はじめに
海外駐在で赴任国に数年間生活することは、短期間の業務出張や個人的な旅行で滞在することと違って、現地の人たちと本格的に日常生活でお付き合いをしながら、地域社会の一員としてさまざまな経験をすることが必然的に発生します。
海外駐在員は、派遣元の企業や団体が経費負担をして給与や保険も保証してくれている待遇環境の中で働くので、仕事に専念して成果をあげることはもとより当然ですが、日本にいたのでは体験できないような出来事を通して学びや発見ができる恵まれた機会を得ているといえます。
大小さまざまな体験は、その後の人生に確実に影響を与えるのです。
赴任した当初はそのような意義など考える間もなく、新しい環境に溶け込もうとバタバタしているうちにあっという間に時間が経ってしまうものですが、生活に慣れてくると経験の蓄積に伴ってその国ならではの価値観を理解し、共鳴できるようになってきます。
私自身もかつてはあれこれと憧れがいっぱいに詰まって、自分勝手に思い描いていた英国像を今ではより具体的な等身大の実像として認識することができるようになったと思います。

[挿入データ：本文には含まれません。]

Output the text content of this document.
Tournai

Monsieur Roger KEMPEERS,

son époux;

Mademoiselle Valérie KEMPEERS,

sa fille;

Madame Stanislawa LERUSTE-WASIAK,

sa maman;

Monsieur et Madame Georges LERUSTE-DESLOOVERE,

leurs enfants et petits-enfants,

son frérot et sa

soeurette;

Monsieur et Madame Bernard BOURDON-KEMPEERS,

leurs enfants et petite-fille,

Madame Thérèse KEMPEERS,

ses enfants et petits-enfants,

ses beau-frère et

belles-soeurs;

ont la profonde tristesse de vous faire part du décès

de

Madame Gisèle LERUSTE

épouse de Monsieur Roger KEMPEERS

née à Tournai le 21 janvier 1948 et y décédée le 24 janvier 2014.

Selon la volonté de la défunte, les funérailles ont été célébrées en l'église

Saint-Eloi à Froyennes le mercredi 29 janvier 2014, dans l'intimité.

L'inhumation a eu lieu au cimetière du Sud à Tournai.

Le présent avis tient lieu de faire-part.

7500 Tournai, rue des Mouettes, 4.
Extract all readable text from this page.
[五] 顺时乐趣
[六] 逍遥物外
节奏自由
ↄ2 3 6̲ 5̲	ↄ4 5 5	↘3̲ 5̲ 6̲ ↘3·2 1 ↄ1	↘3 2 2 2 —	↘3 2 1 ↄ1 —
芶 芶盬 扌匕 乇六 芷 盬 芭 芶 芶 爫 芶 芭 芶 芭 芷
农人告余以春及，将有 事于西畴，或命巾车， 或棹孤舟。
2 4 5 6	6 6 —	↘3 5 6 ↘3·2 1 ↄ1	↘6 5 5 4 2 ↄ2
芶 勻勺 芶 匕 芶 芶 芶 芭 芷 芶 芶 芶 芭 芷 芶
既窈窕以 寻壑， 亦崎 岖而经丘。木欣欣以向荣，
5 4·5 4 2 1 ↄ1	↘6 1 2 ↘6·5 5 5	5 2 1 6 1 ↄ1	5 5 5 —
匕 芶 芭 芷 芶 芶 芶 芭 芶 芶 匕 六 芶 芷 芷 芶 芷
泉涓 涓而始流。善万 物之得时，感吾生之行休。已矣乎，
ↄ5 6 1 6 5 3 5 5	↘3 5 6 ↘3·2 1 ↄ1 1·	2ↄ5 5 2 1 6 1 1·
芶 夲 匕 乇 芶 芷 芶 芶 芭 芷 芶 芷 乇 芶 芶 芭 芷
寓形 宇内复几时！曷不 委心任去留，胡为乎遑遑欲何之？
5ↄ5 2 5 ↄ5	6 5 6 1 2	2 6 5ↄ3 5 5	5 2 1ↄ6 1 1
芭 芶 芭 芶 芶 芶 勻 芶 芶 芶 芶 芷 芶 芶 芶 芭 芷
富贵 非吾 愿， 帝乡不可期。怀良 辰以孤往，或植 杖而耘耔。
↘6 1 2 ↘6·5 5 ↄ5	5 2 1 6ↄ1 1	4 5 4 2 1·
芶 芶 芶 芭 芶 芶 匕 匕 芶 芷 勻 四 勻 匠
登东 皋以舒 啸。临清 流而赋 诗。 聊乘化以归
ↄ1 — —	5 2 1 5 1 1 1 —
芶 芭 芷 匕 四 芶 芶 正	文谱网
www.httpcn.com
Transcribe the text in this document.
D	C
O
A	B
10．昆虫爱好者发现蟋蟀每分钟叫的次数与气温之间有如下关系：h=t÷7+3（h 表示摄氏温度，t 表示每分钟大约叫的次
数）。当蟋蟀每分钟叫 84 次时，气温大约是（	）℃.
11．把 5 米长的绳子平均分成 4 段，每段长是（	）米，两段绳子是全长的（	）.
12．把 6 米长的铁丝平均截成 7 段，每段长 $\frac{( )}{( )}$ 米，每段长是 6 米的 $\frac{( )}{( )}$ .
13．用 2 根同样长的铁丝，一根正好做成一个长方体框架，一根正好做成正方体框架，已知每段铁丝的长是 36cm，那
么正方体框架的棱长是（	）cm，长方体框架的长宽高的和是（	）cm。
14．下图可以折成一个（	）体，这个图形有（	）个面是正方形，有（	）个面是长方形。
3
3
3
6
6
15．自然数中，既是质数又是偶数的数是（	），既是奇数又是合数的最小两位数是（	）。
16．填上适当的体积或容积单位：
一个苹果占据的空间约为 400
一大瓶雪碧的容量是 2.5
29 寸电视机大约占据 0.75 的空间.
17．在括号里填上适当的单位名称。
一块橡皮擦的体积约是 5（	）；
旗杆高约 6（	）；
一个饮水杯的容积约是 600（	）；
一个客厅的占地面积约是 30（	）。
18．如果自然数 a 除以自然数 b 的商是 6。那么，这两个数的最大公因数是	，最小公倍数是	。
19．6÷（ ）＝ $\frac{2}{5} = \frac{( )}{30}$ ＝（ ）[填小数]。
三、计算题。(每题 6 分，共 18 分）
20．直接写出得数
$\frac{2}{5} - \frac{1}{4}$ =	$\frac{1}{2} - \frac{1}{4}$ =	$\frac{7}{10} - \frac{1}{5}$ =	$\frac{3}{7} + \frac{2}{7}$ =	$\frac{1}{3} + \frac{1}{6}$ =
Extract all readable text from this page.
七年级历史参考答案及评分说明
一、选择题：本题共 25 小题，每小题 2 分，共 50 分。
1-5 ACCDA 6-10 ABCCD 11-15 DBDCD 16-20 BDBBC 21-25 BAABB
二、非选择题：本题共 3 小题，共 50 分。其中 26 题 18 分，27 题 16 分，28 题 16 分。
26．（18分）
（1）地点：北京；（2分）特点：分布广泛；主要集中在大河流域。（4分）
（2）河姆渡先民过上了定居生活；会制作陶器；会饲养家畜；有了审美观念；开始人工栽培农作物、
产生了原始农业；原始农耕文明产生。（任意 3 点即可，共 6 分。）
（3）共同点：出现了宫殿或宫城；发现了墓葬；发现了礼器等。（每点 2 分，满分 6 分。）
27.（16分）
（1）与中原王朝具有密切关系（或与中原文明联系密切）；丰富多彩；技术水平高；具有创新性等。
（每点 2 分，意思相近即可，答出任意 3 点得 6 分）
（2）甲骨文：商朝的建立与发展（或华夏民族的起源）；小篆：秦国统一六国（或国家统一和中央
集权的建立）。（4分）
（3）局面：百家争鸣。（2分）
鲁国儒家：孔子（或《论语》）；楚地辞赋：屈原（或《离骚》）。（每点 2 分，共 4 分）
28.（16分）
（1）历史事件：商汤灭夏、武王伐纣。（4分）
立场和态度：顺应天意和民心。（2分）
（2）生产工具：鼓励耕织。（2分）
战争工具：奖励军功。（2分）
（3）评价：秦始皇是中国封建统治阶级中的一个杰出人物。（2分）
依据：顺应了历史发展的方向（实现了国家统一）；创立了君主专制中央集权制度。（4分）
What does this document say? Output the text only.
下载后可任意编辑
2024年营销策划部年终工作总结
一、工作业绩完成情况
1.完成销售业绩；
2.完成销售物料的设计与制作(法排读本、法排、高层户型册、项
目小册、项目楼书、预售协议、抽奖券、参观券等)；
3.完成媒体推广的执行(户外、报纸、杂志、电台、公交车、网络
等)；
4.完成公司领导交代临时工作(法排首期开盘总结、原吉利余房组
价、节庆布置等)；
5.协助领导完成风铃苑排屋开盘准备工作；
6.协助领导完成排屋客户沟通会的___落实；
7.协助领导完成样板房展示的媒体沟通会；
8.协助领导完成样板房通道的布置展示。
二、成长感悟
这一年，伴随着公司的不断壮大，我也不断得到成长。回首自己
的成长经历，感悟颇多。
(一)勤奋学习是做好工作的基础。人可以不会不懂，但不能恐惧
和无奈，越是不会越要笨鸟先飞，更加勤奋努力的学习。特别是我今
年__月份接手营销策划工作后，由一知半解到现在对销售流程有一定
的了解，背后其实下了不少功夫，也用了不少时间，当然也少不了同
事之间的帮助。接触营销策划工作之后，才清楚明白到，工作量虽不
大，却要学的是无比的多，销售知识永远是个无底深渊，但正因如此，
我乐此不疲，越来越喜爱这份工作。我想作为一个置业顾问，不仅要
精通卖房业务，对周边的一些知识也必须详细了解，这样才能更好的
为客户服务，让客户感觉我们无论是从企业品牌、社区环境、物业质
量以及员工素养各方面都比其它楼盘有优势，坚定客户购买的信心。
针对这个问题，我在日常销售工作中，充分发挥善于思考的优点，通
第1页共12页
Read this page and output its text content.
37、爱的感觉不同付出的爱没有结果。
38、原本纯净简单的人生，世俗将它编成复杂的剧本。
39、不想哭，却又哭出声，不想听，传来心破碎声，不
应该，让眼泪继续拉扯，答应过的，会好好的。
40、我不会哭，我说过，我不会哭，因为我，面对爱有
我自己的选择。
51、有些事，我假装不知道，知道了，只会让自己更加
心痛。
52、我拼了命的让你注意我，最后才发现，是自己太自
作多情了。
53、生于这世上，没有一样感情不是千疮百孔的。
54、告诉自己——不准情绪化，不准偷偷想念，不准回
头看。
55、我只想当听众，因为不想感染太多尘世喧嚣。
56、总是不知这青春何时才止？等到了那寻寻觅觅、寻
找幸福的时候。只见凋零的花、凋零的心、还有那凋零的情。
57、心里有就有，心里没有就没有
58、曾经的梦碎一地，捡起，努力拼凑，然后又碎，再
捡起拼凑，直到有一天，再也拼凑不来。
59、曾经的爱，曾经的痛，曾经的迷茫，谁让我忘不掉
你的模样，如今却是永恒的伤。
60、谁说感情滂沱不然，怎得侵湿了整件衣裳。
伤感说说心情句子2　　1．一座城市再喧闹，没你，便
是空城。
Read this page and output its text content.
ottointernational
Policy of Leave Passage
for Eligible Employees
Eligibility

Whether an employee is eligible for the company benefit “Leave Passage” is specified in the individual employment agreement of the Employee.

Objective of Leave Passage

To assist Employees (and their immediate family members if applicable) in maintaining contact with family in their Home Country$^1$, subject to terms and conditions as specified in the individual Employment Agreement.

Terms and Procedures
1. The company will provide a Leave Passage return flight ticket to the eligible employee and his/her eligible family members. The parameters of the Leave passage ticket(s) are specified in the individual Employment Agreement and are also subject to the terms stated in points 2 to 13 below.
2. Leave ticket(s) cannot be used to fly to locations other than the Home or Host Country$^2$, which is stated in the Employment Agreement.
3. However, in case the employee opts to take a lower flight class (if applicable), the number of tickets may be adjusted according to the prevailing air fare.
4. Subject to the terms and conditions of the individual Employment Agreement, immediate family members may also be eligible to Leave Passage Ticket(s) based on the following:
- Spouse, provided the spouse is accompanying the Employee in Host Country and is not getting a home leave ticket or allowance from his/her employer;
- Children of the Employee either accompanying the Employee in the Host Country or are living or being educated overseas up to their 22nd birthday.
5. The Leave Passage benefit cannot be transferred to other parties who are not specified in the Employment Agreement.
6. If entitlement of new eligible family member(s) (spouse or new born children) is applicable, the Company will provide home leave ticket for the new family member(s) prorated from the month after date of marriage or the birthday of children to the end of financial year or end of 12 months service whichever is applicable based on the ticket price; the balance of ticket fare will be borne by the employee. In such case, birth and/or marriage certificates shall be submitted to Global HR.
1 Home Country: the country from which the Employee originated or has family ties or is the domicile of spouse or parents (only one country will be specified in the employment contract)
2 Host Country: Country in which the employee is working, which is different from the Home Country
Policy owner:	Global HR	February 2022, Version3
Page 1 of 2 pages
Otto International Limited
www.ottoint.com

それは、日本との比較において気がついたこともあれば、全く新たな体験から知り得たこともあり、時を経て振り返った時にある種の感慨とともに意味を理解したこともあります。
本書において、私は英国での生活や体験を綴(つづ)るとともに、それらの経験の蓄積が私自身におよぼした影響について紹介してみようと思います。そのような思い出話めいた文章をなぜ今になって書くのか? といぶかしく思われる方々もいらっしゃるでしょう。
しかし、体験した事実をあらためて落ち着いて整理して考えてみると、知的好奇心をくすぐる普遍的なネタがあるように思えてくるのです。私と家族の英国生活の体験に基づいた本書が、読者諸氏にとって人生を楽しく生きる小さなヒントを見いだせるものになるのであればこの上ない幸せです。